“All clear, sir,” he said.

“Station your men to keep it so,” Captain Ritchie replied.

He, too, seemed to be in an ill humour. He gave the word to advance. Cope managed his stirrups in a manner that suggested he had made use of the contrivance before, and he had thrust a pistol between the buttons of his waistcoat. The soldiers set forward deeper into Back o’ th’ Mooin.

Down in the bottom of a bellpit the bracken stirred. A hand emerged from it, and a grey cap; and Mish Murgatroyd’s right arm was thrust over the baulk that crossed the old shaft. He clambered to the baulk, and looked to see that the bracken closed of itself behind him. Then he flung down the end of the rope that he had retained. He crawled on his hands and knees half way up the sloping mouth, and from under the thick bracken he drew two guns. He set the flints at half-cock, and drew back the pins of the priming pans.
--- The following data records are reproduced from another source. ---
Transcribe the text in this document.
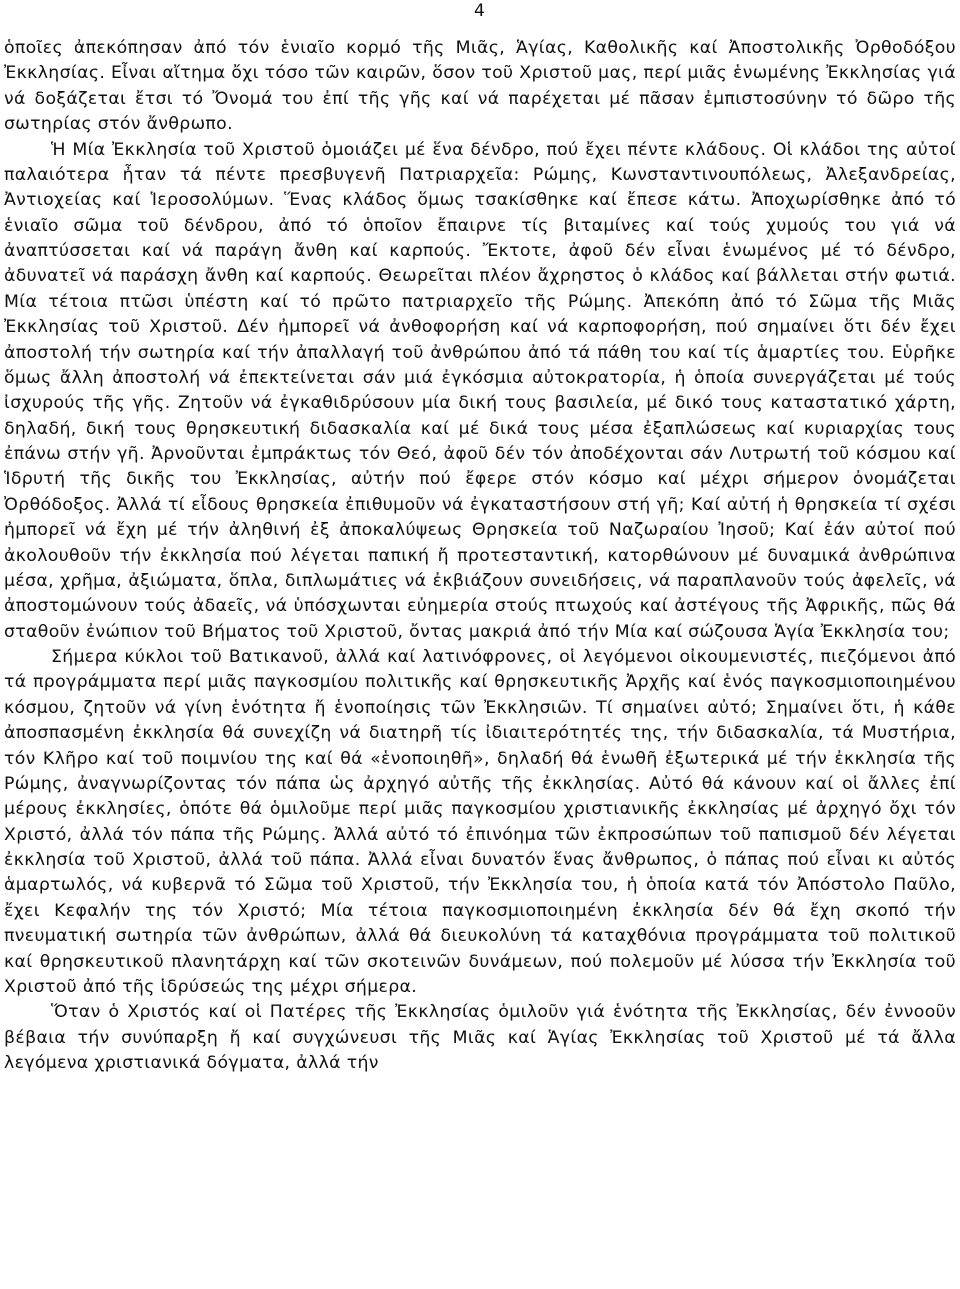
4

ὁποῖες ἀπεκόπησαν ἀπό τόν ἑνιαῖο κορμό τῆς Μιᾶς, Ἁγίας, Καθολικῆς καί Ἀποστολικῆς Ὀρθοδόξου Ἐκκλησίας. Εἶναι αἴτημα ὄχι τόσο τῶν καιρῶν, ὅσον τοῦ Χριστοῦ μας, περί μιᾶς ἑνωμένης Ἐκκλησίας γιά νά δοξάζεται ἔτσι τό Ὄνομά του ἐπί τῆς γῆς καί νά παρέχεται μέ πᾶσαν ἐμπιστοσύνην τό δῶρο τῆς σωτηρίας στόν ἄνθρωπο.

Ἡ Μία Ἐκκλησία τοῦ Χριστοῦ ὁμοιάζει μέ ἕνα δένδρο, πού ἔχει πέντε κλάδους. Οἱ κλάδοι της αὐτοί παλαιότερα ἦταν τά πέντε πρεσβυγενῆ Πατριαρχεῖα: Ρώμης, Κωνσταντινουπόλεως, Ἀλεξανδρείας, Ἀντιοχείας καί Ἱεροσολύμων. Ἕνας κλάδος ὅμως τσακίσθηκε καί ἔπεσε κάτω. Ἀποχωρίσθηκε ἀπό τό ἑνιαῖο σῶμα τοῦ δένδρου, ἀπό τό ὁποῖον ἔπαιρνε τίς βιταμίνες καί τούς χυμούς του γιά νά ἀναπτύσσεται καί νά παράγη ἄνθη καί καρπούς. Ἔκτοτε, ἀφοῦ δέν εἶναι ἑνωμένος μέ τό δένδρο, ἀδυνατεῖ νά παράσχη ἄνθη καί καρπούς. Θεωρεῖται πλέον ἄχρηστος ὁ κλάδος καί βάλλεται στήν φωτιά. Μία τέτοια πτῶσι ὑπέστη καί τό πρῶτο πατριαρχεῖο τῆς Ρώμης. Ἀπεκόπη ἀπό τό Σῶμα τῆς Μιᾶς Ἐκκλησίας τοῦ Χριστοῦ. Δέν ἠμπορεῖ νά ἀνθοφορήση καί νά καρποφορήση, πού σημαίνει ὅτι δέν ἔχει ἀποστολή τήν σωτηρία καί τήν ἀπαλλαγή τοῦ ἀνθρώπου ἀπό τά πάθη του καί τίς ἁμαρτίες του. Εὑρῆκε ὅμως ἄλλη ἀποστολή νά ἐπεκτείνεται σάν μιά ἐγκόσμια αὐτοκρατορία, ἡ ὁποία συνεργάζεται μέ τούς ἰσχυρούς τῆς γῆς. Ζητοῦν νά ἐγκαθιδρύσουν μία δική τους βασιλεία, μέ δικό τους καταστατικό χάρτη, δηλαδή, δική τους θρησκευτική διδασκαλία καί μέ δικά τους μέσα ἐξαπλώσεως καί κυριαρχίας τους ἐπάνω στήν γῆ. Ἀρνοῦνται ἐμπράκτως τόν Θεό, ἀφοῦ δέν τόν ἀποδέχονται σάν Λυτρωτή τοῦ κόσμου καί Ἱδρυτή τῆς δικῆς του Ἐκκλησίας, αὐτήν πού ἔφερε στόν κόσμο καί μέχρι σήμερον ὀνομάζεται Ὀρθόδοξος. Ἀλλά τί εἶδους θρησκεία ἐπιθυμοῦν νά ἐγκαταστήσουν στή γῆ; Καί αὐτή ἡ θρησκεία τί σχέσι ἠμπορεῖ νά ἔχη μέ τήν ἀληθινή ἐξ ἀποκαλύψεως Θρησκεία τοῦ Ναζωραίου Ἰησοῦ; Καί ἐάν αὐτοί πού ἀκολουθοῦν τήν ἐκκλησία πού λέγεται παπική ἤ προτεσταντική, κατορθώνουν μέ δυναμικά ἀνθρώπινα μέσα, χρῆμα, ἀξιώματα, ὅπλα, διπλωμάτιες νά ἐκβιάζουν συνειδήσεις, νά παραπλανοῦν τούς ἀφελεῖς, νά ἀποστομώνουν τούς ἀδαεῖς, νά ὑπόσχωνται εὐημερία στούς πτωχούς καί ἀστέγους τῆς Ἀφρικῆς, πῶς θά σταθοῦν ἐνώπιον τοῦ Βήματος τοῦ Χριστοῦ, ὄντας μακριά ἀπό τήν Μία καί σώζουσα Ἁγία Ἐκκλησία του;

Σήμερα κύκλοι τοῦ Βατικανοῦ, ἀλλά καί λατινόφρονες, οἱ λεγόμενοι οἰκουμενιστές, πιεζόμενοι ἀπό τά προγράμματα περί μιᾶς παγκοσμίου πολιτικῆς καί θρησκευτικῆς Ἀρχῆς καί ἑνός παγκοσμιοποιημένου κόσμου, ζητοῦν νά γίνη ἑνότητα ἤ ἑνοποίησις τῶν Ἐκκλησιῶν. Τί σημαίνει αὐτό; Σημαίνει ὅτι, ἡ κάθε ἀποσπασμένη ἐκκλησία θά συνεχίζη νά διατηρῆ τίς ἰδιαιτερότητές της, τήν διδασκαλία, τά Μυστήρια, τόν Κλῆρο καί τοῦ ποιμνίου της καί θά «ἑνοποιηθῆ», δηλαδή θά ἑνωθῆ ἐξωτερικά μέ τήν ἐκκλησία τῆς Ρώμης, ἀναγνωρίζοντας τόν πάπα ὡς ἀρχηγό αὐτῆς τῆς ἐκκλησίας. Αὐτό θά κάνουν καί οἱ ἄλλες ἐπί μέρους ἐκκλησίες, ὁπότε θά ὁμιλοῦμε περί μιᾶς παγκοσμίου χριστιανικῆς ἐκκλησίας μέ ἀρχηγό ὄχι τόν Χριστό, ἀλλά τόν πάπα τῆς Ρώμης. Ἀλλά αὐτό τό ἐπινόημα τῶν ἐκπροσώπων τοῦ παπισμοῦ δέν λέγεται ἐκκλησία τοῦ Χριστοῦ, ἀλλά τοῦ πάπα. Ἀλλά εἶναι δυνατόν ἕνας ἄνθρωπος, ὁ πάπας πού εἶναι κι αὐτός ἁμαρτωλός, νά κυβερνᾶ τό Σῶμα τοῦ Χριστοῦ, τήν Ἐκκλησία του, ἡ ὁποία κατά τόν Ἀπόστολο Παῦλο, ἔχει Κεφαλήν της τόν Χριστό; Μία τέτοια παγκοσμιοποιημένη ἐκκλησία δέν θά ἔχη σκοπό τήν πνευματική σωτηρία τῶν ἀνθρώπων, ἀλλά θά διευκολύνη τά καταχθόνια προγράμματα τοῦ πολιτικοῦ καί θρησκευτικοῦ πλανητάρχη καί τῶν σκοτεινῶν δυνάμεων, πού πολεμοῦν μέ λύσσα τήν Ἐκκλησία τοῦ Χριστοῦ ἀπό τῆς ἱδρύσεώς της μέχρι σήμερα.

Ὅταν ὁ Χριστός καί οἱ Πατέρες τῆς Ἐκκλησίας ὁμιλοῦν γιά ἑνότητα τῆς Ἐκκλησίας, δέν ἐννοοῦν βέβαια τήν συνύπαρξη ἤ καί συγχώνευσι τῆς Μιᾶς καί Ἁγίας Ἐκκλησίας τοῦ Χριστοῦ μέ τά ἄλλα λεγόμενα χριστιανικά δόγματα, ἀλλά τήν
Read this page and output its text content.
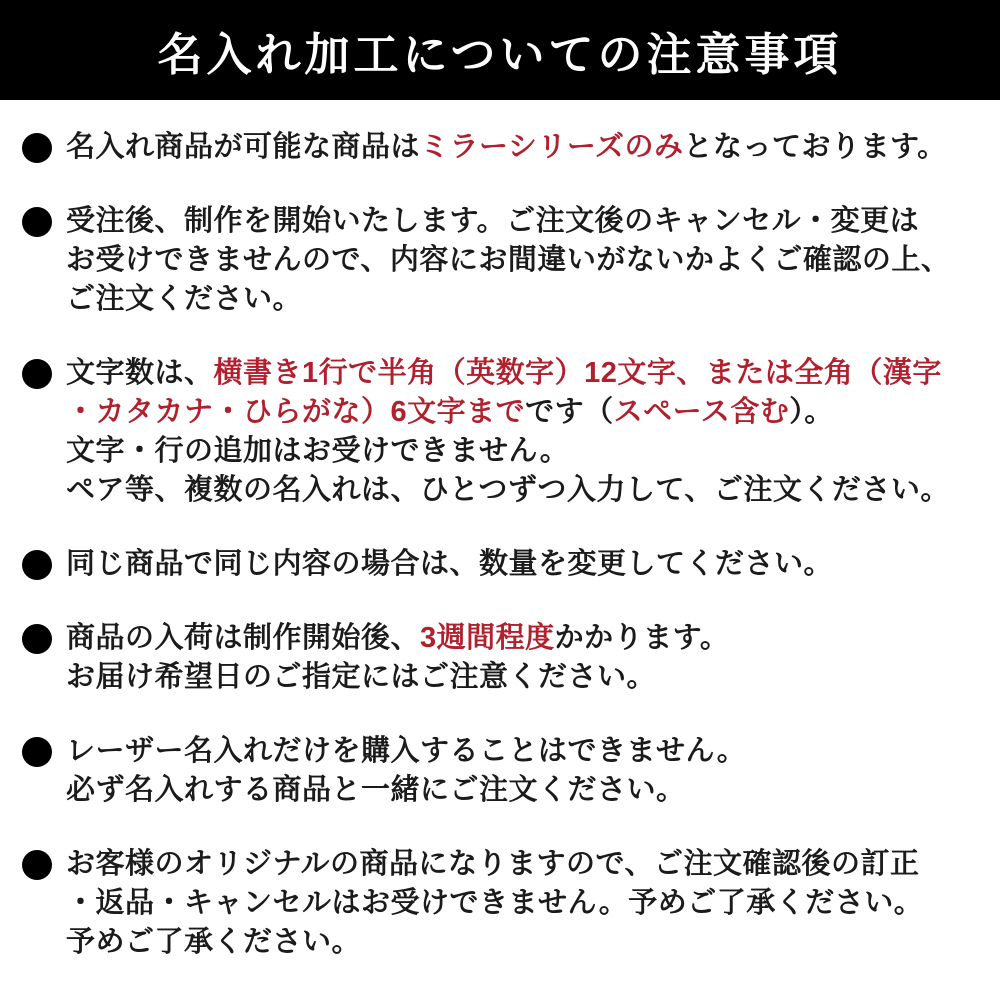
名入れ加工についての注意事項
名入れ商品が可能な商品はミラーシリーズのみとなっております。
受注後、制作を開始いたします。ご注文後のキャンセル・変更は
お受けできませんので、内容にお間違いがないかよくご確認の上、
ご注文ください。
文字数は、横書き1行で半角（英数字）12文字、または全角（漢字
・カタカナ・ひらがな）6文字までです（スペース含む）。
文字・行の追加はお受けできません。
ペア等、複数の名入れは、ひとつずつ入力して、ご注文ください。
同じ商品で同じ内容の場合は、数量を変更してください。
商品の入荷は制作開始後、3週間程度かかります。
お届け希望日のご指定にはご注意ください。
レーザー名入れだけを購入することはできません。
必ず名入れする商品と一緒にご注文ください。
お客様のオリジナルの商品になりますので、ご注文確認後の訂正
・返品・キャンセルはお受けできません。予めご了承ください。
予めご了承ください。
Then, a gun in either hand, he issued stooping from the bellpit, and began to move with little crouching runs among the slack-heaps. Round one heap he peered cautiously; he could see the road not forty yards away. Then swiftly he crossed the narrow gully and disposed himself along the shale of a mound a little farther on. Cautiously he hoisted his cap on a gun-muzzle above the hillock, as if for a signal to somebody up the High Moor. The calf-licks on either side of his bull’s-front of hair started constantly into little glistening points of sweat. He set the guns at full cock. The head of the advancing company reached the black-topped guide-stone.

At the guide-stone the captain again questioned his subordinate. As he spoke, from a gorse bush away up the High Moor there came a puff of smoke, and with the report a score of grouse rose with cries and a commotion of wings. “Half-company fire and advance,” the captain commanded, and the volley rattled and the men ran forward at the double. Nothing stirred over among the gorse.

Perhaps half a minute had elapsed, when there came another flash and crack, this time from the heather ahead of the coal workings. A figure was seen to fling away a gun and to plunge and stumble away towards a fold of the moor. Another volley rang out, and the soldiers who sprang forward reloaded and fired again as they ran.

Cope’s horse was stamping, and Cope kept his seat with difficulty. “On!” he cried; “do I make a worse target sitting still here? On! There’s plenty of that sort to come yet, and by the good God in Heaven....”

He uttered a frightful blasphemy. “On!” he screamed, and his horse leaped forward beneath him.

From close at hand there came a third shot, the bullet of which tore the neck-cloth under his chin. He drew sharply back, and his head turned swiftly. His right hand dropped the stirrup and snatched at his pistol, and “Ah, Mish!” he cried, as a head showed thirty yards away. He fired at the head, but the reports of the pistol and Mish’s second gun sounded one, and with a sob and cough Cope tumbled like a half-filled sack from the white horse, and lay on the Causeway, the pistol still smoking in his hand.

“You can’t miss that man! After him, all!” shouted the captain; and then he descended from his horse. He bent over the supervisor.